Thus far, we have only used Queen neighborhood matrices with our data. Let’s use this exercise to try out different variations. First of all, run the code below to compile the data that were also used in the lecture.

## Reading layer `Stimmbezirk' from data source 
##   `C:\Users\mueller2\a_talks_presentations\gesis-workshop-geospatial-techniques-R-2024\data\Stimmbezirk.shp' using driver `ESRI Shapefile'
## Simple feature collection with 543 features and 14 fields
## Geometry type: MULTIPOLYGON
## Dimension:     XY
## Bounding box:  xmin: 343914.7 ymin: 5632759 xmax: 370674.3 ymax: 5661475
## Projected CRS: ETRS89 / UTM zone 32N
## ℹ Using "','" as decimal and "'.'" as grouping mark. Use `read_delim()` for more control.
## Rows: 949 Columns: 79
## ── Column specification ──────────────────────────────────────────────────────────────────────────────────────────────────────────────────
## Delimiter: ";"
## chr  (3): wahl, ags, gebiet-name
## dbl (71): gebiet-nr, max-schnellmeldungen, anz-schnellmeldungen, A1, A2, A3, A, B, B1, C, D, E, F, D1, F1, D2, F2, D3, F3, D4, F4, D5,...
## num  (1): datum
## lgl  (4): D30, F30, D31, F31
## 
## ℹ Use `spec()` to retrieve the full column specification for this data.
## ℹ Specify the column types or set `show_col_types = FALSE` to quiet this message.
voting_districts <-
  sf::st_read("./data/Stimmbezirk.shp") |> 
  dplyr::transmute(Stimmbezirk = as.numeric(nummer)) |> 
  sf::st_transform(3035)

afd_votes <-
  glue::glue(
    "https://www.stadt-koeln.de/wahlen/bundestagswahl/09-2021/praesentation/\\
    Open-Data-Bundestagswahl476.csv"
  ) |> 
  readr::read_csv2() |> 
  dplyr::transmute(Stimmbezirk = `gebiet-nr`, afd_share = (F1 / F) * 100)

election_results <-
  dplyr::left_join(
    voting_districts,
    afd_votes,
    by = "Stimmbezirk"
  )

immigrants_cologne <-
  z11::z11_get_100m_attribute(STAATSANGE_KURZ_2) |> 
  terra::crop(election_results) |> 
  terra::mask(election_results)


inhabitants_cologne <-
  z11::z11_get_100m_attribute(Einwohner) |> 
  terra::crop(election_results) |> 
  terra::mask(election_results)

immigrant_share_cologne <-
  (immigrants_cologne / inhabitants_cologne) * 100

election_results <-
  election_results |> 
  dplyr::mutate(
    immigrant_share = 
      exactextractr::exact_extract(
        immigrant_share_cologne, election_results, 'mean', progress = FALSE
        ),
    inhabitants = 
      exactextractr::exact_extract(
        inhabitants_cologne, election_results, 'mean', progress = FALSE
        )
  )

1

As in the lecture, create a neighborhood (weight) matrix, but this time, do it for Queen and Rook neighborhoods. Also, apply a row normalization.

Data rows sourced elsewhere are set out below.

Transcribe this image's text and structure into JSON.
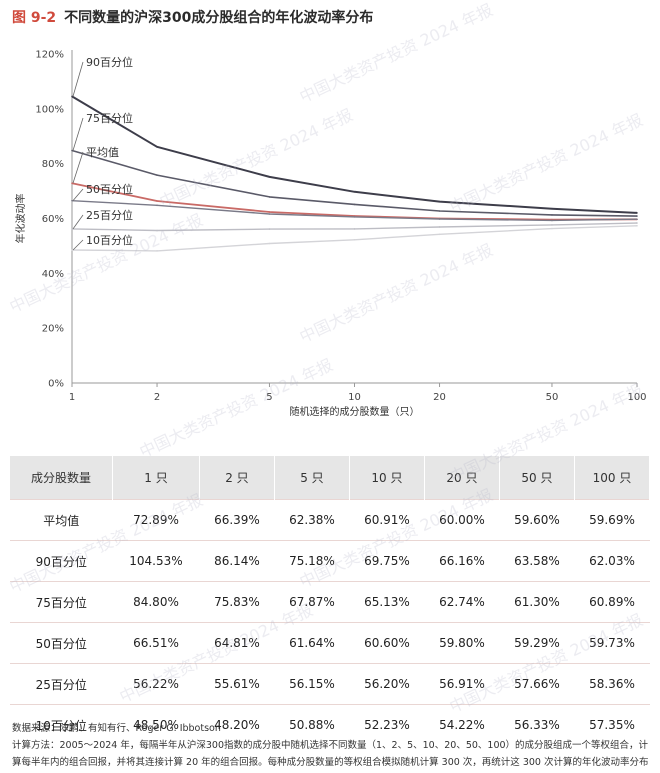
{
  "figure": {
    "number": "图 9-2",
    "title": "不同数量的沪深300成分股组合的年化波动率分布"
  },
  "chart_data": {
    "type": "line",
    "title": "不同数量的沪深300成分股组合的年化波动率分布",
    "xlabel": "随机选择的成分股数量（只）",
    "ylabel": "年化波动率",
    "x": [
      1,
      2,
      5,
      10,
      20,
      50,
      100
    ],
    "x_tick_labels": [
      "1",
      "2",
      "5",
      "10",
      "20",
      "50",
      "100"
    ],
    "x_scale": "log",
    "ylim": [
      0,
      120
    ],
    "y_ticks": [
      0,
      20,
      40,
      60,
      80,
      100,
      120
    ],
    "y_tick_labels": [
      "0%",
      "20%",
      "40%",
      "60%",
      "80%",
      "100%",
      "120%"
    ],
    "grid": false,
    "series": [
      {
        "name": "90百分位",
        "values": [
          104.53,
          86.14,
          75.18,
          69.75,
          66.16,
          63.58,
          62.03
        ],
        "color": "#3d3d4a",
        "width": 2
      },
      {
        "name": "75百分位",
        "values": [
          84.8,
          75.83,
          67.87,
          65.13,
          62.74,
          61.3,
          60.89
        ],
        "color": "#5a5a68",
        "width": 1.6
      },
      {
        "name": "平均值",
        "values": [
          72.89,
          66.39,
          62.38,
          60.91,
          60.0,
          59.6,
          59.69
        ],
        "color": "#c96a66",
        "width": 1.8
      },
      {
        "name": "50百分位",
        "values": [
          66.51,
          64.81,
          61.64,
          60.6,
          59.8,
          59.29,
          59.73
        ],
        "color": "#7a7a88",
        "width": 1.4
      },
      {
        "name": "25百分位",
        "values": [
          56.22,
          55.61,
          56.15,
          56.2,
          56.91,
          57.66,
          58.36
        ],
        "color": "#bdbdc4",
        "width": 1.4
      },
      {
        "name": "10百分位",
        "values": [
          48.5,
          48.2,
          50.88,
          52.23,
          54.22,
          56.33,
          57.35
        ],
        "color": "#d4d4d8",
        "width": 1.4
      }
    ]
  },
  "table": {
    "headers": [
      "成分股数量",
      "1 只",
      "2 只",
      "5 只",
      "10 只",
      "20 只",
      "50 只",
      "100 只"
    ],
    "rows": [
      [
        "平均值",
        "72.89%",
        "66.39%",
        "62.38%",
        "60.91%",
        "60.00%",
        "59.60%",
        "59.69%"
      ],
      [
        "90百分位",
        "104.53%",
        "86.14%",
        "75.18%",
        "69.75%",
        "66.16%",
        "63.58%",
        "62.03%"
      ],
      [
        "75百分位",
        "84.80%",
        "75.83%",
        "67.87%",
        "65.13%",
        "62.74%",
        "61.30%",
        "60.89%"
      ],
      [
        "50百分位",
        "66.51%",
        "64.81%",
        "61.64%",
        "60.60%",
        "59.80%",
        "59.29%",
        "59.73%"
      ],
      [
        "25百分位",
        "56.22%",
        "55.61%",
        "56.15%",
        "56.20%",
        "56.91%",
        "57.66%",
        "58.36%"
      ],
      [
        "10百分位",
        "48.50%",
        "48.20%",
        "50.88%",
        "52.23%",
        "54.22%",
        "56.33%",
        "57.35%"
      ]
    ]
  },
  "notes": {
    "source": "数据来源：陈鹏、有知有行、Roger G. Ibbotson",
    "method": "计算方法：2005～2024 年，每隔半年从沪深300指数的成分股中随机选择不同数量（1、2、5、10、20、50、100）的成分股组成一个等权组合，计算每半年内的组合回报，并将其连接计算 20 年的组合回报。每种成分股数量的等权组合模拟随机计算 300 次，再统计这 300 次计算的年化波动率分布"
  },
  "watermark_text": "中国大类资产投资 2024 年报"
}
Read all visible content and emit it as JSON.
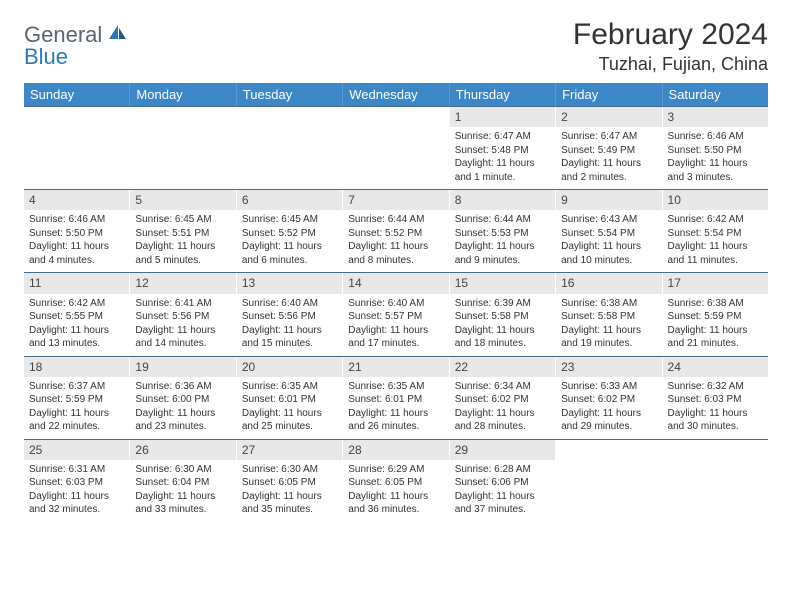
{
  "logo": {
    "part1": "General",
    "part2": "Blue"
  },
  "title": "February 2024",
  "location": "Tuzhai, Fujian, China",
  "colors": {
    "header_bg": "#3b87c8",
    "daynum_bg": "#e8e8e8",
    "rule": "#4a6a8a"
  },
  "weekdays": [
    "Sunday",
    "Monday",
    "Tuesday",
    "Wednesday",
    "Thursday",
    "Friday",
    "Saturday"
  ],
  "weeks": [
    [
      {
        "n": "",
        "sunrise": "",
        "sunset": "",
        "daylight": ""
      },
      {
        "n": "",
        "sunrise": "",
        "sunset": "",
        "daylight": ""
      },
      {
        "n": "",
        "sunrise": "",
        "sunset": "",
        "daylight": ""
      },
      {
        "n": "",
        "sunrise": "",
        "sunset": "",
        "daylight": ""
      },
      {
        "n": "1",
        "sunrise": "Sunrise: 6:47 AM",
        "sunset": "Sunset: 5:48 PM",
        "daylight": "Daylight: 11 hours and 1 minute."
      },
      {
        "n": "2",
        "sunrise": "Sunrise: 6:47 AM",
        "sunset": "Sunset: 5:49 PM",
        "daylight": "Daylight: 11 hours and 2 minutes."
      },
      {
        "n": "3",
        "sunrise": "Sunrise: 6:46 AM",
        "sunset": "Sunset: 5:50 PM",
        "daylight": "Daylight: 11 hours and 3 minutes."
      }
    ],
    [
      {
        "n": "4",
        "sunrise": "Sunrise: 6:46 AM",
        "sunset": "Sunset: 5:50 PM",
        "daylight": "Daylight: 11 hours and 4 minutes."
      },
      {
        "n": "5",
        "sunrise": "Sunrise: 6:45 AM",
        "sunset": "Sunset: 5:51 PM",
        "daylight": "Daylight: 11 hours and 5 minutes."
      },
      {
        "n": "6",
        "sunrise": "Sunrise: 6:45 AM",
        "sunset": "Sunset: 5:52 PM",
        "daylight": "Daylight: 11 hours and 6 minutes."
      },
      {
        "n": "7",
        "sunrise": "Sunrise: 6:44 AM",
        "sunset": "Sunset: 5:52 PM",
        "daylight": "Daylight: 11 hours and 8 minutes."
      },
      {
        "n": "8",
        "sunrise": "Sunrise: 6:44 AM",
        "sunset": "Sunset: 5:53 PM",
        "daylight": "Daylight: 11 hours and 9 minutes."
      },
      {
        "n": "9",
        "sunrise": "Sunrise: 6:43 AM",
        "sunset": "Sunset: 5:54 PM",
        "daylight": "Daylight: 11 hours and 10 minutes."
      },
      {
        "n": "10",
        "sunrise": "Sunrise: 6:42 AM",
        "sunset": "Sunset: 5:54 PM",
        "daylight": "Daylight: 11 hours and 11 minutes."
      }
    ],
    [
      {
        "n": "11",
        "sunrise": "Sunrise: 6:42 AM",
        "sunset": "Sunset: 5:55 PM",
        "daylight": "Daylight: 11 hours and 13 minutes."
      },
      {
        "n": "12",
        "sunrise": "Sunrise: 6:41 AM",
        "sunset": "Sunset: 5:56 PM",
        "daylight": "Daylight: 11 hours and 14 minutes."
      },
      {
        "n": "13",
        "sunrise": "Sunrise: 6:40 AM",
        "sunset": "Sunset: 5:56 PM",
        "daylight": "Daylight: 11 hours and 15 minutes."
      },
      {
        "n": "14",
        "sunrise": "Sunrise: 6:40 AM",
        "sunset": "Sunset: 5:57 PM",
        "daylight": "Daylight: 11 hours and 17 minutes."
      },
      {
        "n": "15",
        "sunrise": "Sunrise: 6:39 AM",
        "sunset": "Sunset: 5:58 PM",
        "daylight": "Daylight: 11 hours and 18 minutes."
      },
      {
        "n": "16",
        "sunrise": "Sunrise: 6:38 AM",
        "sunset": "Sunset: 5:58 PM",
        "daylight": "Daylight: 11 hours and 19 minutes."
      },
      {
        "n": "17",
        "sunrise": "Sunrise: 6:38 AM",
        "sunset": "Sunset: 5:59 PM",
        "daylight": "Daylight: 11 hours and 21 minutes."
      }
    ],
    [
      {
        "n": "18",
        "sunrise": "Sunrise: 6:37 AM",
        "sunset": "Sunset: 5:59 PM",
        "daylight": "Daylight: 11 hours and 22 minutes."
      },
      {
        "n": "19",
        "sunrise": "Sunrise: 6:36 AM",
        "sunset": "Sunset: 6:00 PM",
        "daylight": "Daylight: 11 hours and 23 minutes."
      },
      {
        "n": "20",
        "sunrise": "Sunrise: 6:35 AM",
        "sunset": "Sunset: 6:01 PM",
        "daylight": "Daylight: 11 hours and 25 minutes."
      },
      {
        "n": "21",
        "sunrise": "Sunrise: 6:35 AM",
        "sunset": "Sunset: 6:01 PM",
        "daylight": "Daylight: 11 hours and 26 minutes."
      },
      {
        "n": "22",
        "sunrise": "Sunrise: 6:34 AM",
        "sunset": "Sunset: 6:02 PM",
        "daylight": "Daylight: 11 hours and 28 minutes."
      },
      {
        "n": "23",
        "sunrise": "Sunrise: 6:33 AM",
        "sunset": "Sunset: 6:02 PM",
        "daylight": "Daylight: 11 hours and 29 minutes."
      },
      {
        "n": "24",
        "sunrise": "Sunrise: 6:32 AM",
        "sunset": "Sunset: 6:03 PM",
        "daylight": "Daylight: 11 hours and 30 minutes."
      }
    ],
    [
      {
        "n": "25",
        "sunrise": "Sunrise: 6:31 AM",
        "sunset": "Sunset: 6:03 PM",
        "daylight": "Daylight: 11 hours and 32 minutes."
      },
      {
        "n": "26",
        "sunrise": "Sunrise: 6:30 AM",
        "sunset": "Sunset: 6:04 PM",
        "daylight": "Daylight: 11 hours and 33 minutes."
      },
      {
        "n": "27",
        "sunrise": "Sunrise: 6:30 AM",
        "sunset": "Sunset: 6:05 PM",
        "daylight": "Daylight: 11 hours and 35 minutes."
      },
      {
        "n": "28",
        "sunrise": "Sunrise: 6:29 AM",
        "sunset": "Sunset: 6:05 PM",
        "daylight": "Daylight: 11 hours and 36 minutes."
      },
      {
        "n": "29",
        "sunrise": "Sunrise: 6:28 AM",
        "sunset": "Sunset: 6:06 PM",
        "daylight": "Daylight: 11 hours and 37 minutes."
      },
      {
        "n": "",
        "sunrise": "",
        "sunset": "",
        "daylight": ""
      },
      {
        "n": "",
        "sunrise": "",
        "sunset": "",
        "daylight": ""
      }
    ]
  ]
}
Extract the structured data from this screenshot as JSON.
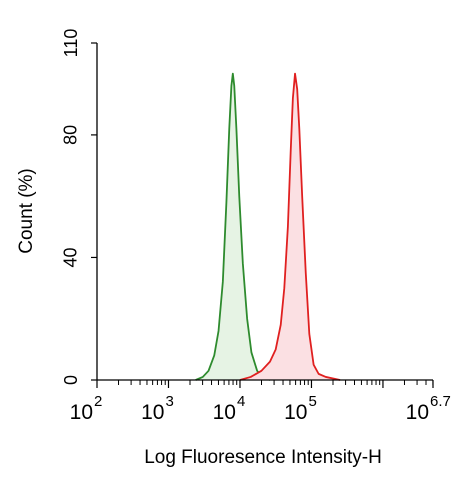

You could either use the sdep package with its function spdep::poly2nb() or the more modern approach of the sfdep package using the function sfdep::st_contiguity(). In both cases, you have to set the option queen = FALSE for Rook neighborhoods.

2

We have not used them, but you can also create distance-based weight matrices. Use the package of your choice again and create weights for a distance between 0 and 5000 meters. Use again row-normalization.

You must also convert the polygon data to point coordinates for this exercise. We’d propose to use the centroids for this task:

election_results_centroids <- sf::st_centroid(election_results)

Use a map to corroborate this conversion was successful.

If you use spdep, use the function spdep::dnearneigh(); if you use sfdep, use the function sfdep::st_dist_band().

2

Now, let’s see how these different spatial weights perform in an analysis. Calculate Moran’s I and Geary’s C for each one of the weights and report their results for the variable afd_share.

It is essential to which path you have taken before – using spdep and sfdep – as it determines how you solve this exercise.